Send Monday of Week 2. Resend Wednesday morning with a 'joining us today' subject line.

May Newsletter Template (Week 2 — Access)

Subject: Mental Health Awareness Month — Week 2: Your Benefits, Simply Explained This week's focus: closing the gap between the benefits we offer and the benefits people actually use. **Your mental health benefits, right now:** EAP: [X] free sessions/year | Hotline: [number] | Access: [URL] Mental health coverage: [Brief description — deductible, how to find in-network therapist] Mindfulness app: [App name] — free with your account | Access: [URL] Financial counseling: Available through your EAP | [URL] **One thing to do this week:** Save the EAP hotline as a contact in your phone — [number]. You can call any time. It's confidential. It's free. **This week's session:** What Your EAP Actually Covers — [date, time, link] Recording posted by [date] — [HR/Wellness team] EAP hotline (always at the bottom): [number]

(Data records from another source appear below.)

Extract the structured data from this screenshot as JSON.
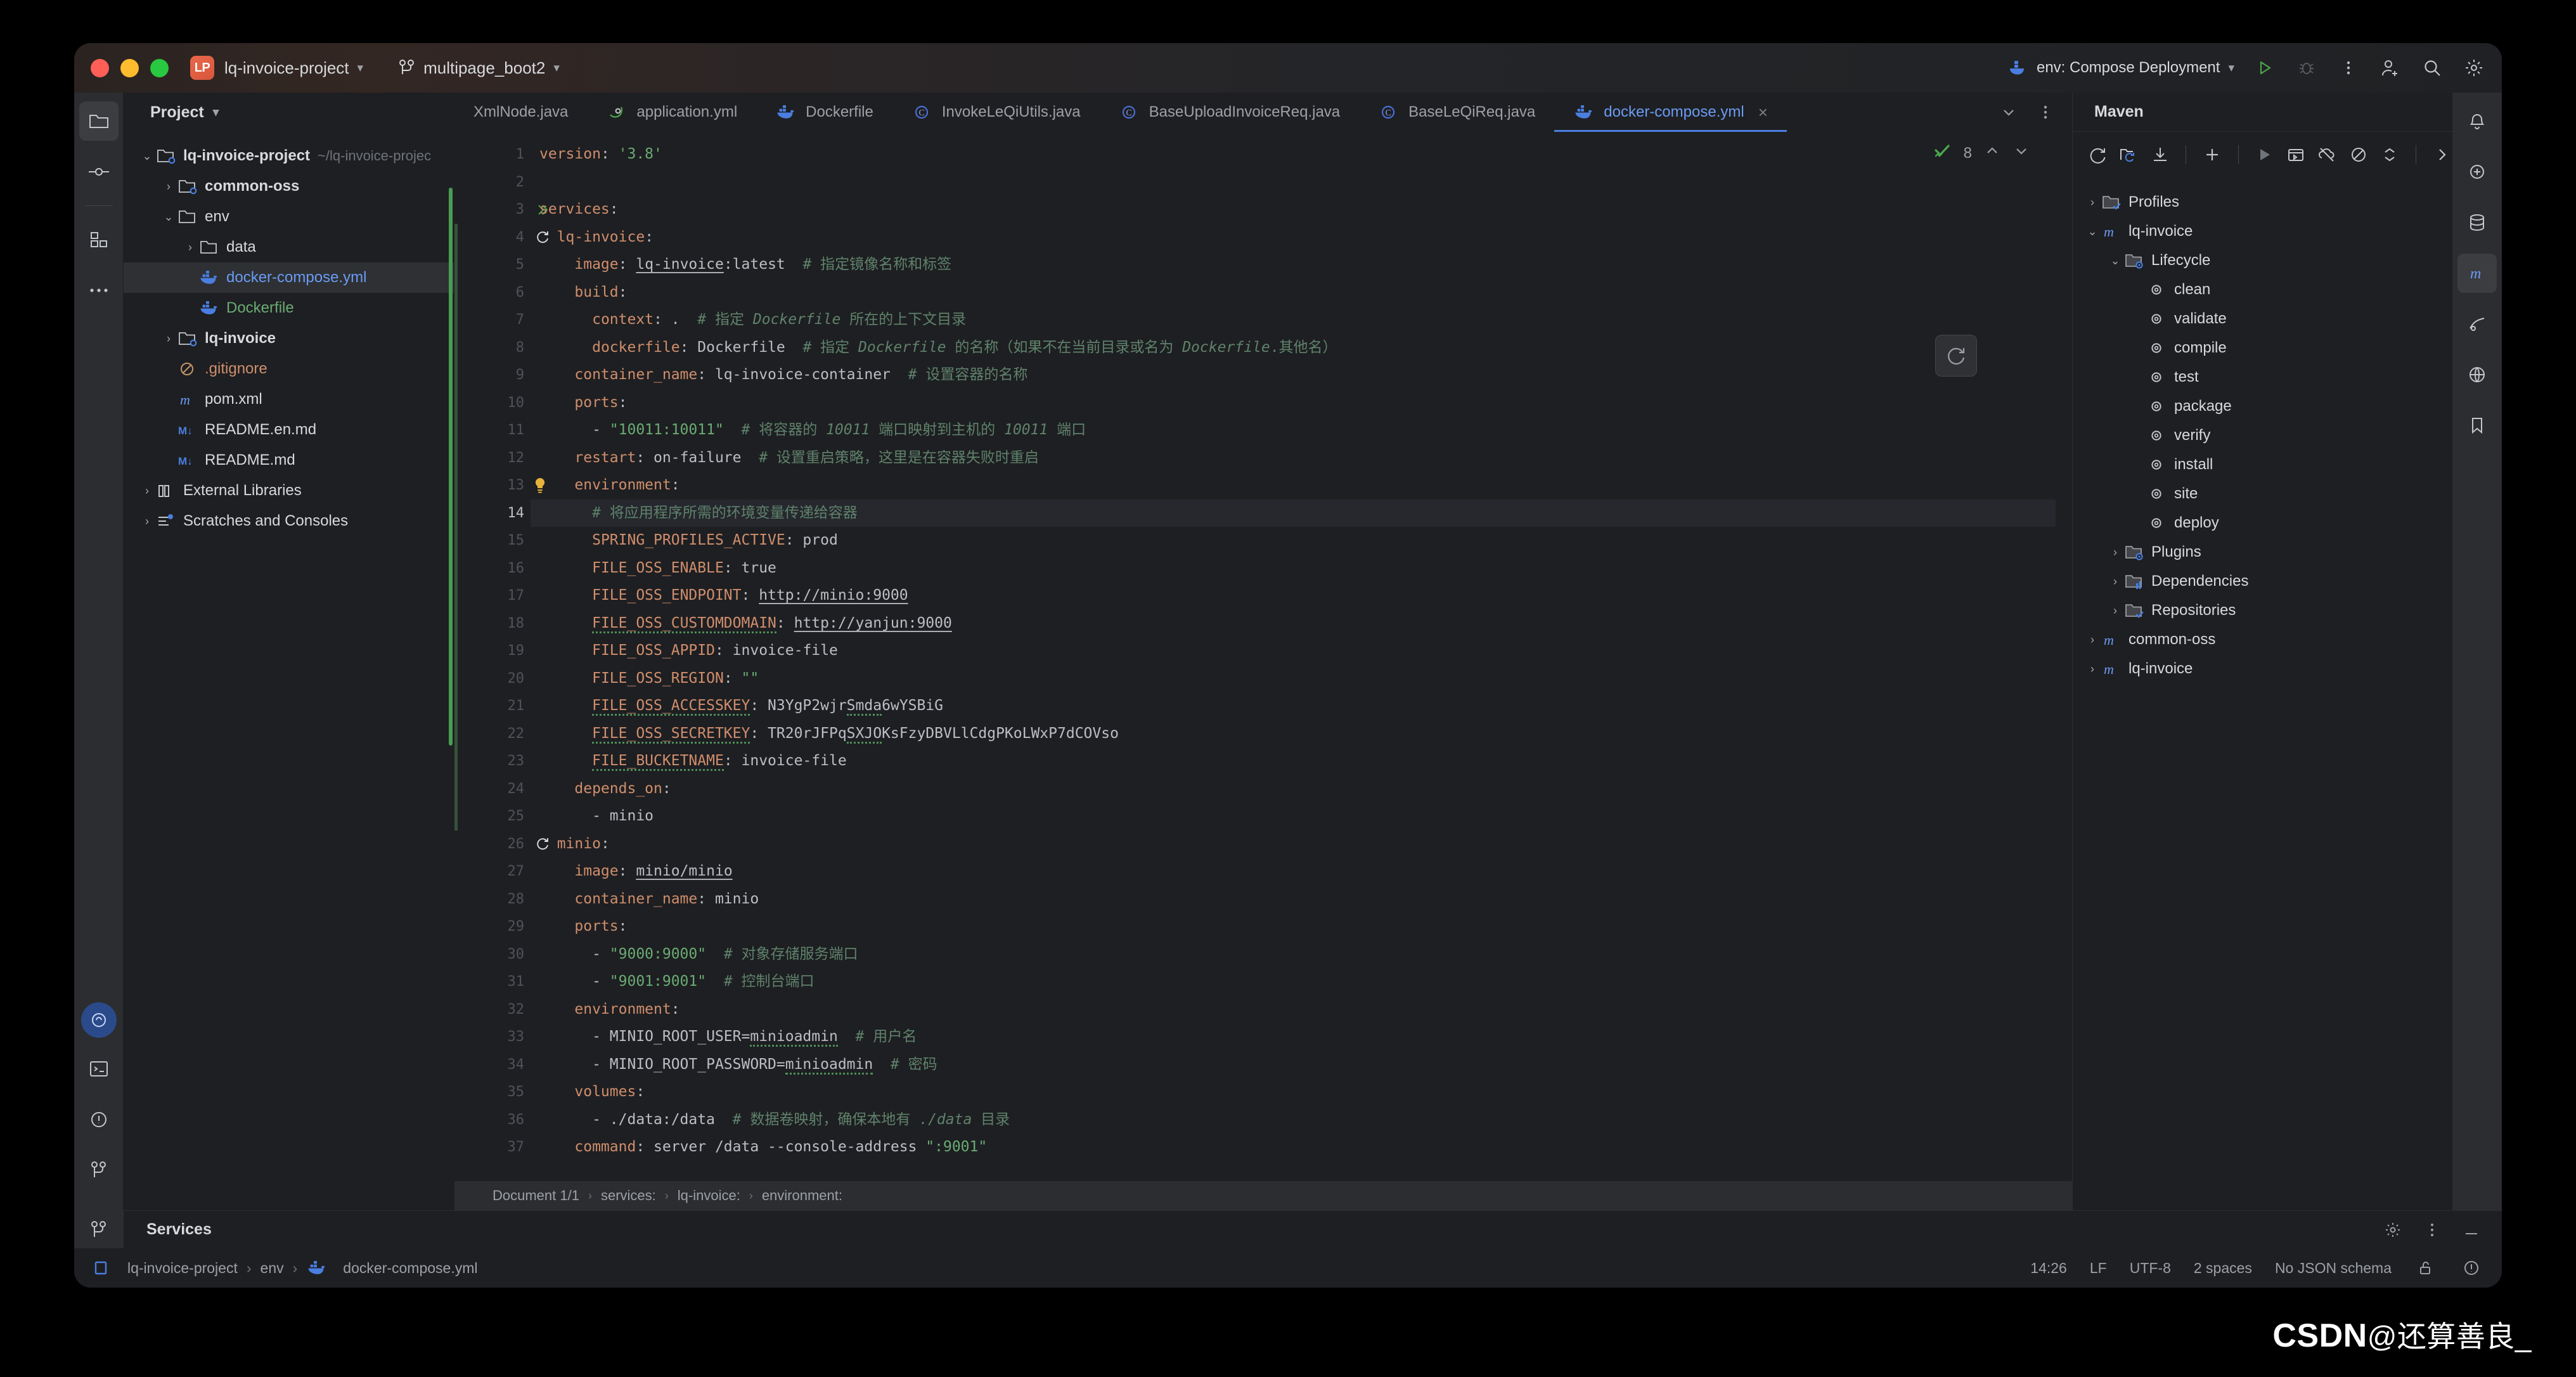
{
  "titlebar": {
    "project_badge": "LP",
    "project_name": "lq-invoice-project",
    "branch": "multipage_boot2",
    "run_config": "env: Compose Deployment"
  },
  "rail": {
    "items": [
      "project-icon",
      "commit-icon",
      "structure-icon",
      "more-icon"
    ],
    "bottom": [
      "ai-assistant-icon",
      "terminal-icon",
      "problems-icon",
      "version-control-icon"
    ]
  },
  "project": {
    "title": "Project",
    "tree": [
      {
        "label": "lq-invoice-project",
        "hint": "~/lq-invoice-projec",
        "icon": "module-folder-icon",
        "arrow": "down",
        "indent": 0,
        "bold": true,
        "color": ""
      },
      {
        "label": "common-oss",
        "hint": "",
        "icon": "module-folder-icon",
        "arrow": "right",
        "indent": 1,
        "bold": true,
        "color": ""
      },
      {
        "label": "env",
        "hint": "",
        "icon": "folder-icon",
        "arrow": "down",
        "indent": 1,
        "bold": false,
        "color": ""
      },
      {
        "label": "data",
        "hint": "",
        "icon": "folder-icon",
        "arrow": "right",
        "indent": 2,
        "bold": false,
        "color": ""
      },
      {
        "label": "docker-compose.yml",
        "hint": "",
        "icon": "docker-icon",
        "arrow": "none",
        "indent": 2,
        "bold": false,
        "color": "blue"
      },
      {
        "label": "Dockerfile",
        "hint": "",
        "icon": "docker-icon",
        "arrow": "none",
        "indent": 2,
        "bold": false,
        "color": "green"
      },
      {
        "label": "lq-invoice",
        "hint": "",
        "icon": "module-folder-icon",
        "arrow": "right",
        "indent": 1,
        "bold": true,
        "color": ""
      },
      {
        "label": ".gitignore",
        "hint": "",
        "icon": "gitignore-icon",
        "arrow": "none",
        "indent": 1,
        "bold": false,
        "color": "orange"
      },
      {
        "label": "pom.xml",
        "hint": "",
        "icon": "maven-icon",
        "arrow": "none",
        "indent": 1,
        "bold": false,
        "color": ""
      },
      {
        "label": "README.en.md",
        "hint": "",
        "icon": "markdown-icon",
        "arrow": "none",
        "indent": 1,
        "bold": false,
        "color": ""
      },
      {
        "label": "README.md",
        "hint": "",
        "icon": "markdown-icon",
        "arrow": "none",
        "indent": 1,
        "bold": false,
        "color": ""
      },
      {
        "label": "External Libraries",
        "hint": "",
        "icon": "library-icon",
        "arrow": "right",
        "indent": 0,
        "bold": false,
        "color": ""
      },
      {
        "label": "Scratches and Consoles",
        "hint": "",
        "icon": "scratches-icon",
        "arrow": "right",
        "indent": 0,
        "bold": false,
        "color": ""
      }
    ],
    "selected_index": 4
  },
  "tabs": [
    {
      "label": "XmlNode.java",
      "icon": "java-class-icon",
      "active": false,
      "clipped": true
    },
    {
      "label": "application.yml",
      "icon": "spring-icon",
      "active": false,
      "clipped": false
    },
    {
      "label": "Dockerfile",
      "icon": "docker-icon",
      "active": false,
      "clipped": false
    },
    {
      "label": "InvokeLeQiUtils.java",
      "icon": "java-class-icon",
      "active": false,
      "clipped": false
    },
    {
      "label": "BaseUploadInvoiceReq.java",
      "icon": "java-class-icon",
      "active": false,
      "clipped": false
    },
    {
      "label": "BaseLeQiReq.java",
      "icon": "java-class-icon",
      "active": false,
      "clipped": false
    },
    {
      "label": "docker-compose.yml",
      "icon": "docker-icon",
      "active": true,
      "clipped": false
    }
  ],
  "editor": {
    "inspection_count": "8",
    "current_line": 14,
    "lines": [
      {
        "n": 1,
        "segs": [
          [
            "k",
            "version"
          ],
          [
            "v",
            ": "
          ],
          [
            "s",
            "'3.8'"
          ]
        ]
      },
      {
        "n": 2,
        "segs": []
      },
      {
        "n": 3,
        "segs": [
          [
            "k",
            "services"
          ],
          [
            "v",
            ":"
          ]
        ],
        "mark": "run"
      },
      {
        "n": 4,
        "segs": [
          [
            "v",
            "  "
          ],
          [
            "k",
            "lq-invoice"
          ],
          [
            "v",
            ":"
          ]
        ],
        "mark": "restart"
      },
      {
        "n": 5,
        "segs": [
          [
            "v",
            "    "
          ],
          [
            "k",
            "image"
          ],
          [
            "v",
            ": "
          ],
          [
            "u",
            "lq-invoice"
          ],
          [
            "v",
            ":latest"
          ],
          [
            "v",
            "  "
          ],
          [
            "c",
            "# "
          ],
          [
            "cn",
            "指定镜像名称和标签"
          ]
        ]
      },
      {
        "n": 6,
        "segs": [
          [
            "v",
            "    "
          ],
          [
            "k",
            "build"
          ],
          [
            "v",
            ":"
          ]
        ]
      },
      {
        "n": 7,
        "segs": [
          [
            "v",
            "      "
          ],
          [
            "k",
            "context"
          ],
          [
            "v",
            ": ."
          ],
          [
            "v",
            "  "
          ],
          [
            "c",
            "# "
          ],
          [
            "cn",
            "指定 "
          ],
          [
            "c",
            "Dockerfile"
          ],
          [
            "cn",
            " 所在的上下文目录"
          ]
        ]
      },
      {
        "n": 8,
        "segs": [
          [
            "v",
            "      "
          ],
          [
            "k",
            "dockerfile"
          ],
          [
            "v",
            ": Dockerfile"
          ],
          [
            "v",
            "  "
          ],
          [
            "c",
            "# "
          ],
          [
            "cn",
            "指定 "
          ],
          [
            "c",
            "Dockerfile"
          ],
          [
            "cn",
            " 的名称（如果不在当前目录或名为 "
          ],
          [
            "c",
            "Dockerfile"
          ],
          [
            "cn",
            ".其他名）"
          ]
        ]
      },
      {
        "n": 9,
        "segs": [
          [
            "v",
            "    "
          ],
          [
            "k",
            "container_name"
          ],
          [
            "v",
            ": lq-invoice-container"
          ],
          [
            "v",
            "  "
          ],
          [
            "c",
            "# "
          ],
          [
            "cn",
            "设置容器的名称"
          ]
        ]
      },
      {
        "n": 10,
        "segs": [
          [
            "v",
            "    "
          ],
          [
            "k",
            "ports"
          ],
          [
            "v",
            ":"
          ]
        ]
      },
      {
        "n": 11,
        "segs": [
          [
            "v",
            "      - "
          ],
          [
            "s",
            "\"10011:10011\""
          ],
          [
            "v",
            "  "
          ],
          [
            "c",
            "# "
          ],
          [
            "cn",
            "将容器的 "
          ],
          [
            "c",
            "10011"
          ],
          [
            "cn",
            " 端口映射到主机的 "
          ],
          [
            "c",
            "10011"
          ],
          [
            "cn",
            " 端口"
          ]
        ]
      },
      {
        "n": 12,
        "segs": [
          [
            "v",
            "    "
          ],
          [
            "k",
            "restart"
          ],
          [
            "v",
            ": on-failure"
          ],
          [
            "v",
            "  "
          ],
          [
            "c",
            "# "
          ],
          [
            "cn",
            "设置重启策略，这里是在容器失败时重启"
          ]
        ]
      },
      {
        "n": 13,
        "segs": [
          [
            "v",
            "    "
          ],
          [
            "k",
            "environment"
          ],
          [
            "v",
            ":"
          ]
        ],
        "mark": "bulb"
      },
      {
        "n": 14,
        "segs": [
          [
            "v",
            "      "
          ],
          [
            "c",
            "# "
          ],
          [
            "cn",
            "将应用程序所需的环境变量传递给容器"
          ]
        ],
        "hl": true
      },
      {
        "n": 15,
        "segs": [
          [
            "v",
            "      "
          ],
          [
            "k",
            "SPRING_PROFILES_ACTIVE"
          ],
          [
            "v",
            ": prod"
          ]
        ]
      },
      {
        "n": 16,
        "segs": [
          [
            "v",
            "      "
          ],
          [
            "k",
            "FILE_OSS_ENABLE"
          ],
          [
            "v",
            ": true"
          ]
        ]
      },
      {
        "n": 17,
        "segs": [
          [
            "v",
            "      "
          ],
          [
            "k",
            "FILE_OSS_ENDPOINT"
          ],
          [
            "v",
            ": "
          ],
          [
            "u",
            "http://minio:9000"
          ]
        ]
      },
      {
        "n": 18,
        "segs": [
          [
            "v",
            "      "
          ],
          [
            "k sq",
            "FILE_OSS_CUSTOMDOMAIN"
          ],
          [
            "v",
            ": "
          ],
          [
            "u",
            "http://yanjun:9000"
          ]
        ]
      },
      {
        "n": 19,
        "segs": [
          [
            "v",
            "      "
          ],
          [
            "k",
            "FILE_OSS_APPID"
          ],
          [
            "v",
            ": invoice-file"
          ]
        ]
      },
      {
        "n": 20,
        "segs": [
          [
            "v",
            "      "
          ],
          [
            "k",
            "FILE_OSS_REGION"
          ],
          [
            "v",
            ": "
          ],
          [
            "s",
            "\"\""
          ]
        ]
      },
      {
        "n": 21,
        "segs": [
          [
            "v",
            "      "
          ],
          [
            "k sq",
            "FILE_OSS_ACCESSKEY"
          ],
          [
            "v",
            ": N3YgP2wjr"
          ],
          [
            "v sq",
            "Smda"
          ],
          [
            "v",
            "6wYSBiG"
          ]
        ]
      },
      {
        "n": 22,
        "segs": [
          [
            "v",
            "      "
          ],
          [
            "k sq",
            "FILE_OSS_SECRETKEY"
          ],
          [
            "v",
            ": TR20rJFPq"
          ],
          [
            "v sq",
            "SXJO"
          ],
          [
            "v",
            "KsFzyDBVLlCdgPKoLWxP7dCOVso"
          ]
        ]
      },
      {
        "n": 23,
        "segs": [
          [
            "v",
            "      "
          ],
          [
            "k sq",
            "FILE_BUCKETNAME"
          ],
          [
            "v",
            ": invoice-file"
          ]
        ]
      },
      {
        "n": 24,
        "segs": [
          [
            "v",
            "    "
          ],
          [
            "k",
            "depends_on"
          ],
          [
            "v",
            ":"
          ]
        ]
      },
      {
        "n": 25,
        "segs": [
          [
            "v",
            "      - minio"
          ]
        ]
      },
      {
        "n": 26,
        "segs": [
          [
            "v",
            "  "
          ],
          [
            "k",
            "minio"
          ],
          [
            "v",
            ":"
          ]
        ],
        "mark": "restart"
      },
      {
        "n": 27,
        "segs": [
          [
            "v",
            "    "
          ],
          [
            "k",
            "image"
          ],
          [
            "v",
            ": "
          ],
          [
            "u",
            "minio/minio"
          ]
        ]
      },
      {
        "n": 28,
        "segs": [
          [
            "v",
            "    "
          ],
          [
            "k",
            "container_name"
          ],
          [
            "v",
            ": minio"
          ]
        ]
      },
      {
        "n": 29,
        "segs": [
          [
            "v",
            "    "
          ],
          [
            "k",
            "ports"
          ],
          [
            "v",
            ":"
          ]
        ]
      },
      {
        "n": 30,
        "segs": [
          [
            "v",
            "      - "
          ],
          [
            "s",
            "\"9000:9000\""
          ],
          [
            "v",
            "  "
          ],
          [
            "c",
            "# "
          ],
          [
            "cn",
            "对象存储服务端口"
          ]
        ]
      },
      {
        "n": 31,
        "segs": [
          [
            "v",
            "      - "
          ],
          [
            "s",
            "\"9001:9001\""
          ],
          [
            "v",
            "  "
          ],
          [
            "c",
            "# "
          ],
          [
            "cn",
            "控制台端口"
          ]
        ]
      },
      {
        "n": 32,
        "segs": [
          [
            "v",
            "    "
          ],
          [
            "k",
            "environment"
          ],
          [
            "v",
            ":"
          ]
        ]
      },
      {
        "n": 33,
        "segs": [
          [
            "v",
            "      - MINIO_ROOT_USER="
          ],
          [
            "v sq",
            "minioadmin"
          ],
          [
            "v",
            "  "
          ],
          [
            "c",
            "# "
          ],
          [
            "cn",
            "用户名"
          ]
        ]
      },
      {
        "n": 34,
        "segs": [
          [
            "v",
            "      - MINIO_ROOT_PASSWORD="
          ],
          [
            "v sq",
            "minioadmin"
          ],
          [
            "v",
            "  "
          ],
          [
            "c",
            "# "
          ],
          [
            "cn",
            "密码"
          ]
        ]
      },
      {
        "n": 35,
        "segs": [
          [
            "v",
            "    "
          ],
          [
            "k",
            "volumes"
          ],
          [
            "v",
            ":"
          ]
        ]
      },
      {
        "n": 36,
        "segs": [
          [
            "v",
            "      - ./data:/data"
          ],
          [
            "v",
            "  "
          ],
          [
            "c",
            "# "
          ],
          [
            "cn",
            "数据卷映射，确保本地有 "
          ],
          [
            "c",
            "./data"
          ],
          [
            "cn",
            " 目录"
          ]
        ]
      },
      {
        "n": 37,
        "segs": [
          [
            "v",
            "    "
          ],
          [
            "k",
            "command"
          ],
          [
            "v",
            ": server /data --console-address "
          ],
          [
            "s",
            "\":9001\""
          ]
        ]
      }
    ]
  },
  "breadcrumb": {
    "items": [
      "Document 1/1",
      "services:",
      "lq-invoice:",
      "environment:"
    ]
  },
  "maven": {
    "title": "Maven",
    "toolbar": [
      "reload-icon",
      "reload-project-icon",
      "download-sources-icon",
      "add-icon",
      "run-icon",
      "execute-goal-icon",
      "offline-mode-icon",
      "skip-tests-icon",
      "collapse-all-icon",
      "more-icon"
    ],
    "tree": [
      {
        "label": "Profiles",
        "icon": "folder-check-icon",
        "arrow": "right",
        "indent": 0
      },
      {
        "label": "lq-invoice",
        "icon": "maven-icon",
        "arrow": "down",
        "indent": 0
      },
      {
        "label": "Lifecycle",
        "icon": "folder-gear-icon",
        "arrow": "down",
        "indent": 1
      },
      {
        "label": "clean",
        "icon": "gear-icon",
        "arrow": "none",
        "indent": 2
      },
      {
        "label": "validate",
        "icon": "gear-icon",
        "arrow": "none",
        "indent": 2
      },
      {
        "label": "compile",
        "icon": "gear-icon",
        "arrow": "none",
        "indent": 2
      },
      {
        "label": "test",
        "icon": "gear-icon",
        "arrow": "none",
        "indent": 2
      },
      {
        "label": "package",
        "icon": "gear-icon",
        "arrow": "none",
        "indent": 2
      },
      {
        "label": "verify",
        "icon": "gear-icon",
        "arrow": "none",
        "indent": 2
      },
      {
        "label": "install",
        "icon": "gear-icon",
        "arrow": "none",
        "indent": 2
      },
      {
        "label": "site",
        "icon": "gear-icon",
        "arrow": "none",
        "indent": 2
      },
      {
        "label": "deploy",
        "icon": "gear-icon",
        "arrow": "none",
        "indent": 2
      },
      {
        "label": "Plugins",
        "icon": "folder-gear-icon",
        "arrow": "right",
        "indent": 1
      },
      {
        "label": "Dependencies",
        "icon": "folder-deps-icon",
        "arrow": "right",
        "indent": 1
      },
      {
        "label": "Repositories",
        "icon": "folder-check-icon",
        "arrow": "right",
        "indent": 1
      },
      {
        "label": "common-oss",
        "icon": "maven-icon",
        "arrow": "right",
        "indent": 0
      },
      {
        "label": "lq-invoice",
        "icon": "maven-icon",
        "arrow": "right",
        "indent": 0
      }
    ]
  },
  "services": {
    "title": "Services"
  },
  "statusbar": {
    "path": [
      "lq-invoice-project",
      "env",
      "docker-compose.yml"
    ],
    "caret": "14:26",
    "line_separator": "LF",
    "encoding": "UTF-8",
    "indent": "2 spaces",
    "schema": "No JSON schema"
  },
  "watermark": {
    "brand": "CSDN",
    "author": "@还算善良_"
  },
  "colors": {
    "accent_blue": "#6a9bf4",
    "green": "#6aab73",
    "orange_key": "#cf8e6d",
    "comment": "#5f826b",
    "bg": "#1e1f22",
    "panel": "#2b2d30"
  }
}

Send Monday of Week 2 as the newsletter. Include the EAP number in the footer every week.

Frequently Asked Questions

Mental Health Awareness Month is all of May in the United States, observed since 1949, founded by Mental Health America (then the National Association for Mental Health). Key 2026 dates: UK Mental Health Awareness Week runs May 11–17, 2026 (theme: Action; Mental Health Foundation, launched 2001) — useful for an external awareness hook in global organizations. National Employee Health & Fitness Day is Wednesday, May 20, 2026 (3rd Wednesday of May, founded 1989 by the National Association for Health and Fitness; by convention, not federal proclamation). And the follow-on checkpoint: World Mental Health Day is October 10, 2026 — use this as the year-round program's first public review moment.